Immediately after the spill, the company hired a contractor to remove the liquid chemical waste and transport it to Tyson’s Monett plant 22 miles away, where it was processed through the plant’s wastewater treatment system that was not designed to eliminate the toxic Alimet.
(Alimet is a widely used feed supplement that reduces the amount of nitrogen excreted by chickens and other animals. It is produced by Novus International, a St. Louis-based animal nutrition company.)
Federal officials said some of the Alimet, which generates a sulfur-like odor, then leached from the Tyson plant into the city of Monett’s municipal wastewater treatment system, where it killed off bacteria used to reduce ammonia discharges in the water. Runoffs from the treatment facility fed into the nearby Clear Creek and killed more than 104,000 fish.
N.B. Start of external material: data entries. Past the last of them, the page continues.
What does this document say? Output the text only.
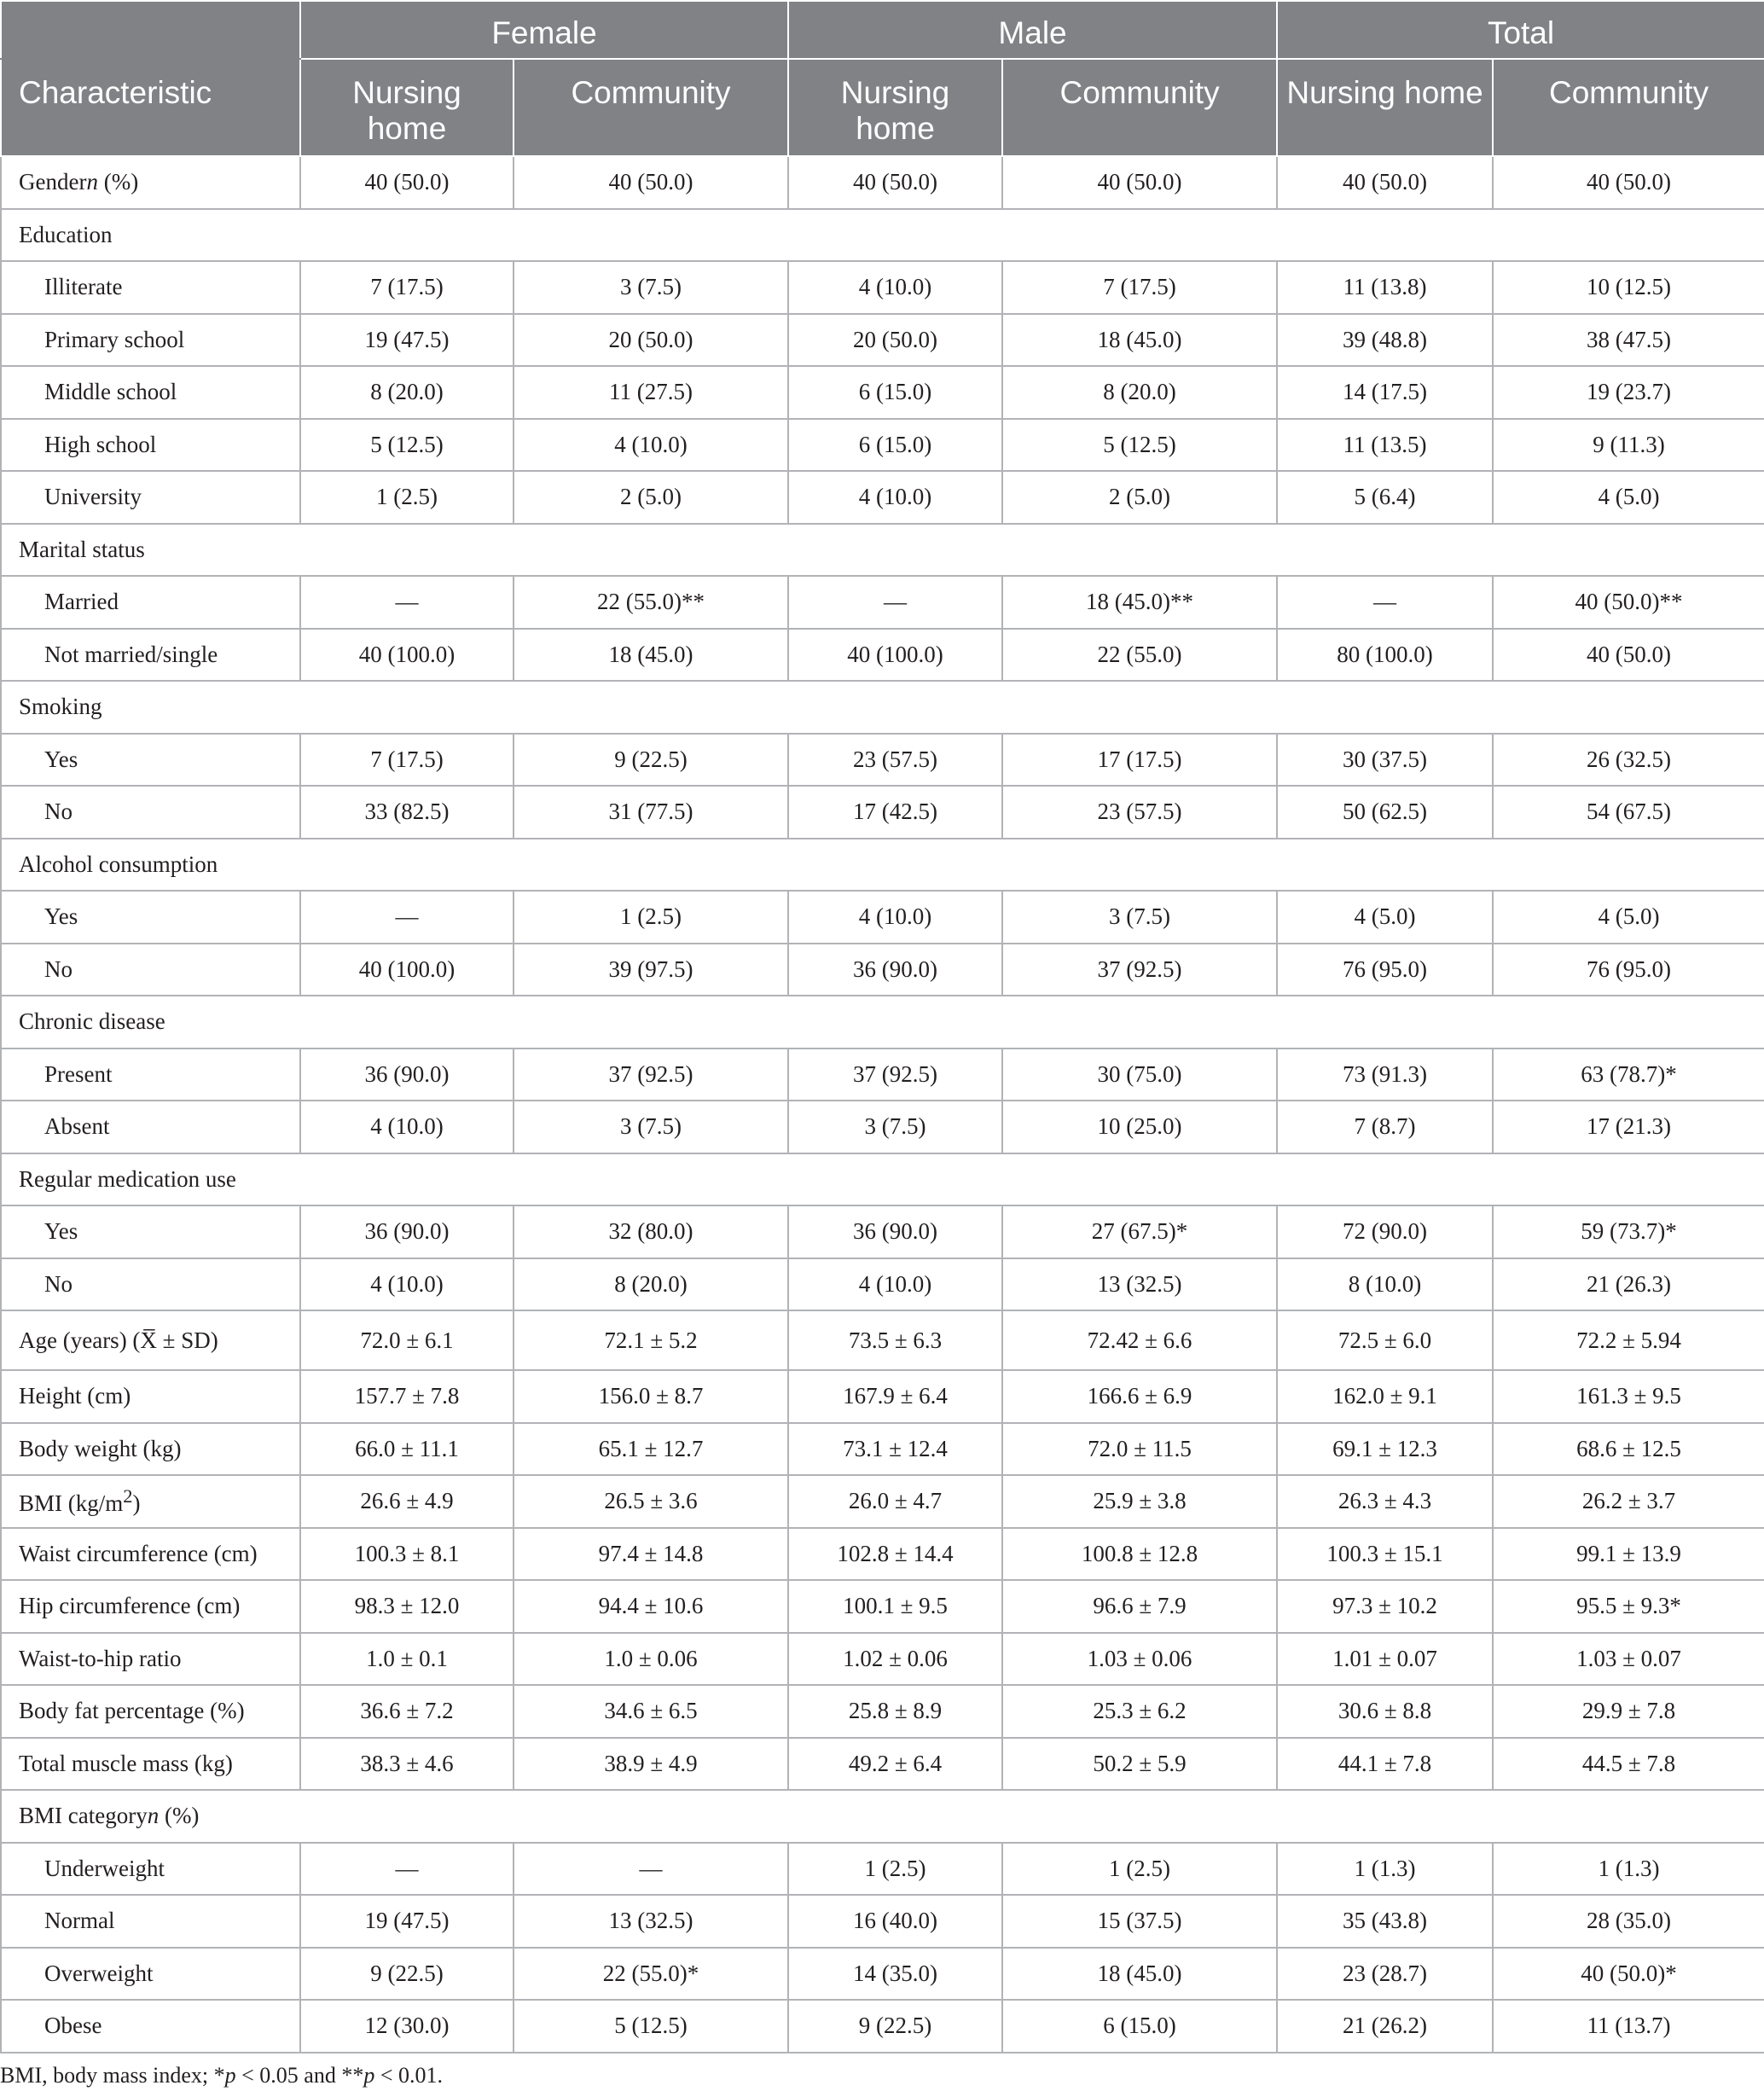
	Female		Male		Total	
Characteristic	Nursing home	Community	Nursing home	Community	Nursing home	Community
Gendern (%)	40 (50.0)	40 (50.0)	40 (50.0)	40 (50.0)	40 (50.0)	40 (50.0)
Education						
Illiterate	7 (17.5)	3 (7.5)	4 (10.0)	7 (17.5)	11 (13.8)	10 (12.5)
Primary school	19 (47.5)	20 (50.0)	20 (50.0)	18 (45.0)	39 (48.8)	38 (47.5)
Middle school	8 (20.0)	11 (27.5)	6 (15.0)	8 (20.0)	14 (17.5)	19 (23.7)
High school	5 (12.5)	4 (10.0)	6 (15.0)	5 (12.5)	11 (13.5)	9 (11.3)
University	1 (2.5)	2 (5.0)	4 (10.0)	2 (5.0)	5 (6.4)	4 (5.0)
Marital status						
Married	—	22 (55.0)**	—	18 (45.0)**	—	40 (50.0)**
Not married/single	40 (100.0)	18 (45.0)	40 (100.0)	22 (55.0)	80 (100.0)	40 (50.0)
Smoking						
Yes	7 (17.5)	9 (22.5)	23 (57.5)	17 (17.5)	30 (37.5)	26 (32.5)
No	33 (82.5)	31 (77.5)	17 (42.5)	23 (57.5)	50 (62.5)	54 (67.5)
Alcohol consumption						
Yes	—	1 (2.5)	4 (10.0)	3 (7.5)	4 (5.0)	4 (5.0)
No	40 (100.0)	39 (97.5)	36 (90.0)	37 (92.5)	76 (95.0)	76 (95.0)
Chronic disease						
Present	36 (90.0)	37 (92.5)	37 (92.5)	30 (75.0)	73 (91.3)	63 (78.7)*
Absent	4 (10.0)	3 (7.5)	3 (7.5)	10 (25.0)	7 (8.7)	17 (21.3)
Regular medication use						
Yes	36 (90.0)	32 (80.0)	36 (90.0)	27 (67.5)*	72 (90.0)	59 (73.7)*
No	4 (10.0)	8 (20.0)	4 (10.0)	13 (32.5)	8 (10.0)	21 (26.3)
Age (years) (X̅ ± SD)	72.0 ± 6.1	72.1 ± 5.2	73.5 ± 6.3	72.42 ± 6.6	72.5 ± 6.0	72.2 ± 5.94
Height (cm)	157.7 ± 7.8	156.0 ± 8.7	167.9 ± 6.4	166.6 ± 6.9	162.0 ± 9.1	161.3 ± 9.5
Body weight (kg)	66.0 ± 11.1	65.1 ± 12.7	73.1 ± 12.4	72.0 ± 11.5	69.1 ± 12.3	68.6 ± 12.5
BMI $(kg/m^2)$	26.6 ± 4.9	26.5 ± 3.6	26.0 ± 4.7	25.9 ± 3.8	26.3 ± 4.3	26.2 ± 3.7
Waist circumference (cm)	100.3 ± 8.1	97.4 ± 14.8	102.8 ± 14.4	100.8 ± 12.8	100.3 ± 15.1	99.1 ± 13.9
Hip circumference (cm)	98.3 ± 12.0	94.4 ± 10.6	100.1 ± 9.5	96.6 ± 7.9	97.3 ± 10.2	95.5 ± 9.3*
Waist-to-hip ratio	1.0 ± 0.1	1.0 ± 0.06	1.02 ± 0.06	1.03 ± 0.06	1.01 ± 0.07	1.03 ± 0.07
Body fat percentage (%)	36.6 ± 7.2	34.6 ± 6.5	25.8 ± 8.9	25.3 ± 6.2	30.6 ± 8.8	29.9 ± 7.8
Total muscle mass (kg)	38.3 ± 4.6	38.9 ± 4.9	49.2 ± 6.4	50.2 ± 5.9	44.1 ± 7.8	44.5 ± 7.8
BMI categoryn (%)						
Underweight	—	—	1 (2.5)	1 (2.5)	1 (1.3)	1 (1.3)
Normal	19 (47.5)	13 (32.5)	16 (40.0)	15 (37.5)	35 (43.8)	28 (35.0)
Overweight	9 (22.5)	22 (55.0)*	14 (35.0)	18 (45.0)	23 (28.7)	40 (50.0)*
Obese	12 (30.0)	5 (12.5)	9 (22.5)	6 (15.0)	21 (26.2)	11 (13.7)

BMI, body mass index; *p < 0.05 and **p < 0.01.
The city plant serves more than 10,000 area residents.
As part of the plea deal, Tyson must also conduct a sweeping court-monitored inspection of hundreds of its plants throughout the country, an action that could cost the company hundreds of thousands of dollars.
In addition, the court also ordered the Arkansas-based chicken producer to pay $500,000 to restore more than four miles of the city’s Clear Creek and waterways where the discharge wiped out all aquatic life and damaged other tributaries along the James River watershed.
Because of the company’s past history of chemical spills, the court ordered Tyson to implement a companywide EPA-approved environmental compliance program and to conduct specialized training for its more than 100,000 employees at all processing plants, hatcheries, feed mills, rendering plants and wastewater treatment facilities.
And, the court said, to ensure the company is meeting all EPA guidelines and to ensure its compliance of the Clean Water Act throughout its network of plants and facilities, Tyson was ordered to retain a third-party independent auditor to conduct the inspections and report the findings to the court and the EPA. When the inspections are completed, Tyson will be placed on two years probation.
“Our division is hopeful that the outcome of this case will help deter future violations of the Clean Water Act and keep our water supply and marine life free from pollution,” said, Jeffrey Wood, acting assistant attorney general of the Justice Department’s Environment and Natural Resources Division. This agreement, he said, “will remedy environmental harm caused by the defendant’s actions, while also helping that these kinds of problems do not happen again.”
In a statement by the EPA, Larry Starfield, acting assistant administrator for Enforcement and Compliance, said, “Ensuring agricultural operations dispose of their waste in a lawful way is critical to protecting the health of local communities and clean water. This case will improve Tyson’s compliance with important clean water and hazardous waste laws.”
In January 2015, Tyson settled with the state of Missouri, paying it and the city of Monett $539,898 to cover the costs of the immediate cleanup and removal of the tens of thousands of dead fish and other aquatic life.
Tyson paid $4 million in 2013 to settle Clean Air Act violations on eight occasions between 2006-10 for accidental spills. In 2009, the company paid $2 million to settle claims at a Nebraska meat plant for illegally dumping animal waste into the Missouri River in 2003 and 2004. The company also paid $305,000 to settle damages from a spill in North Carolina in 2010.